Elisa abrió los ojos de par en par.


–¿Nunca? ¡Madre mía! Eso será porque pones el listón muy alto.


¿Era eso verdad? ¿Era ese el problema? Sabía que no se había enamorado de ninguno porque en ninguno había encontrado esa chispa que ella veía tan importante, porque ninguno había tenido nada brillante que decirle, porque sus dedos tenían una forma extraña o porque sus brazos eran demasiado cortos. Siempre se había dicho que simplemente estaba esperando a encontrar todo lo que buscaba en un hombre y lo cierto era que ya lo había encontrado. En Pedro. Solo pensar en su nombre la encendió por dentro y sus mejillas se iluminaron a tanta velocidad que se sintió mareada.


Entonces a Elisa comenzaron a temblarle los labios y ella centró la atención de nuevo en la novia.


–¿Ely? ¿Estás bien?


–Ojalá papá estuviera aquí –dos grandes lágrimas le cayeron por las mejillas.


A Paula se le encogió tanto el corazón que le dolió. Tragó el nudo que se le había formado en la garganta y contuvo las lágrimas. Le había costado dos horas maquillarse y no pensaba pasar por lo mismo otra vez.


Se giró para sacar unos pañuelos de papel de su bolso, pero los sollozos de Elisa se detuvieron al fin. Elisa no necesitaba pañuelos de papel. Necesitaba a su hermana mayor. Y así, le secó las lágrimas con su dedo y le dijo:
–Yo también le echo de menos, todos los días, pero ¿sabes una cosa? Hoy estaría muy orgulloso de nosotras, de vernos tan guapas y relucientes. Yo, como una chica de Melbourne y tú casándote con el hombre que amas. Sus chicas lo han logrado.


–Recuerdo que me decía que lo único que quería era que fuéramos felices y soy feliz. Verdaderamente feliz. Tú eres feliz, ¿verdad?


¿Era feliz? La mayor parte del tiempo, sí… ¿Podía ser más feliz? ¡Y tanto!

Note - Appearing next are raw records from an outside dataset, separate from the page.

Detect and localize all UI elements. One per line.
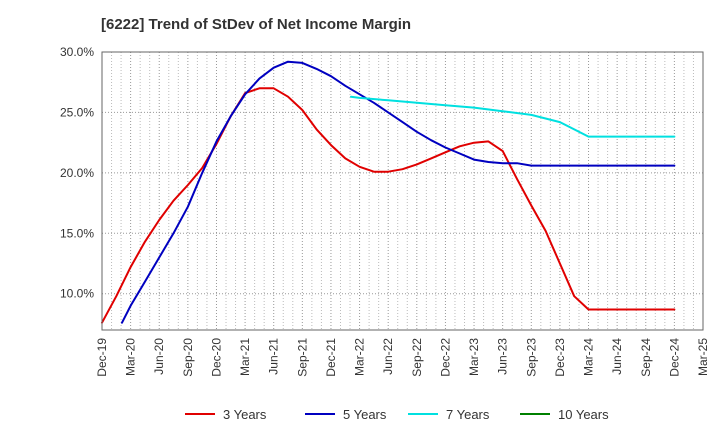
x-tick-label: Mar-23	[467, 338, 481, 376]
x-tick-label: Mar-24	[582, 338, 596, 376]
x-tick-label: Sep-21	[295, 338, 309, 377]
chart-title: [6222] Trend of StDev of Net Income Marg…	[101, 16, 412, 33]
grid	[101, 51, 704, 330]
x-tick-label: Sep-20	[181, 338, 195, 377]
series-line-3-years	[101, 87, 676, 324]
series-line-5-years	[121, 60, 676, 324]
x-tick-label: Sep-22	[410, 338, 424, 377]
x-tick-label: Sep-23	[524, 338, 538, 377]
series-line-7-years	[350, 95, 676, 138]
x-tick-label: Jun-21	[267, 338, 281, 375]
x-tick-label: Dec-19	[95, 338, 109, 377]
legend-label-10-years: 10 Years	[558, 407, 609, 422]
x-tick-label: Dec-20	[209, 338, 223, 377]
x-tick-label: Jun-22	[381, 338, 395, 375]
plot-frame	[101, 51, 704, 331]
legend-label-3-years: 3 Years	[223, 407, 267, 422]
y-tick-label: 30.0%	[60, 45, 94, 59]
legend-label-7-years: 7 Years	[446, 407, 490, 422]
x-tick-label: Sep-24	[639, 338, 653, 377]
legend: 3 Years 5 Years 7 Years 10 Years	[185, 407, 609, 422]
x-tick-label: Dec-24	[667, 338, 681, 377]
y-tick-label: 25.0%	[60, 105, 94, 119]
legend-label-5-years: 5 Years	[343, 407, 387, 422]
y-axis-ticks: 10.0% 15.0% 20.0% 25.0% 30.0%	[60, 45, 94, 301]
y-tick-label: 10.0%	[60, 287, 94, 301]
x-tick-label: Mar-21	[238, 338, 252, 376]
x-tick-label: Mar-25	[696, 338, 710, 376]
x-axis-ticks: Dec-19 Mar-20 Jun-20 Sep-20 Dec-20 Mar-21 Jun-…	[95, 338, 710, 377]
x-tick-label: Mar-20	[124, 338, 138, 376]
y-tick-label: 15.0%	[60, 226, 94, 240]
x-tick-label: Jun-20	[152, 338, 166, 375]
x-tick-label: Jun-23	[496, 338, 510, 375]
x-tick-label: Dec-22	[438, 338, 452, 377]
x-tick-label: Jun-24	[610, 338, 624, 375]
x-tick-label: Mar-22	[353, 338, 367, 376]
x-tick-label: Dec-23	[553, 338, 567, 377]
series-lines	[101, 60, 676, 324]
y-tick-label: 20.0%	[60, 166, 94, 180]
x-tick-label: Dec-21	[324, 338, 338, 377]
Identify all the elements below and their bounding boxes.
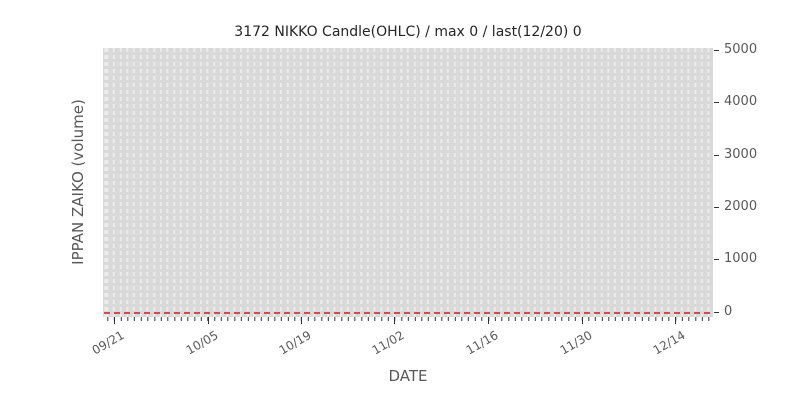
x-tick-label: 09/21 xyxy=(90,328,127,358)
y-tick-label: 2000 xyxy=(724,199,758,214)
x-major-tick xyxy=(114,317,115,324)
x-tick-label: 11/30 xyxy=(558,328,595,358)
x-tick-label: 11/16 xyxy=(464,328,501,358)
plot-area xyxy=(103,48,713,317)
x-tick-label: 12/14 xyxy=(651,328,688,358)
zero-volume-line xyxy=(104,312,711,314)
chart-title: 3172 NIKKO Candle(OHLC) / max 0 / last(1… xyxy=(234,24,582,40)
y-tick-mark xyxy=(714,207,719,208)
x-major-tick xyxy=(582,317,583,324)
x-major-tick xyxy=(675,317,676,324)
x-tick-label: 10/05 xyxy=(184,328,221,358)
x-major-tick xyxy=(394,317,395,324)
y-tick-mark xyxy=(714,312,719,313)
y-tick-label: 5000 xyxy=(724,42,758,57)
y-tick-mark xyxy=(714,155,719,156)
y-tick-mark xyxy=(714,102,719,103)
x-major-tick xyxy=(208,317,209,324)
x-tick-label: 11/02 xyxy=(370,328,407,358)
y-tick-mark xyxy=(714,259,719,260)
x-major-tick xyxy=(301,317,302,324)
y-tick-label: 1000 xyxy=(724,251,758,266)
x-minor-ticks xyxy=(104,317,712,321)
x-axis-label: DATE xyxy=(388,367,428,385)
x-major-tick xyxy=(488,317,489,324)
y-tick-mark xyxy=(714,50,719,51)
x-tick-label: 10/19 xyxy=(277,328,314,358)
y-tick-label: 0 xyxy=(724,304,733,319)
y-tick-label: 3000 xyxy=(724,147,758,162)
y-axis-label: IPPAN ZAIKO (volume) xyxy=(69,99,87,265)
y-tick-label: 4000 xyxy=(724,94,758,109)
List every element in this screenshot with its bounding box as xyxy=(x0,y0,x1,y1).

Pedro te haría feliz –dijo Elisa representando sus pensamientos de un modo tan acertado que Paula se preguntó si lo habría dicho en alto–. Por lo menos dime que es bueno en la cama.


¿Bueno? El inglés no era el idioma apropiado para llegar a describir lo que era Pedro. Tal vez en francés sonaría mejor, o en italiano. Sí, definitivamente en italiano.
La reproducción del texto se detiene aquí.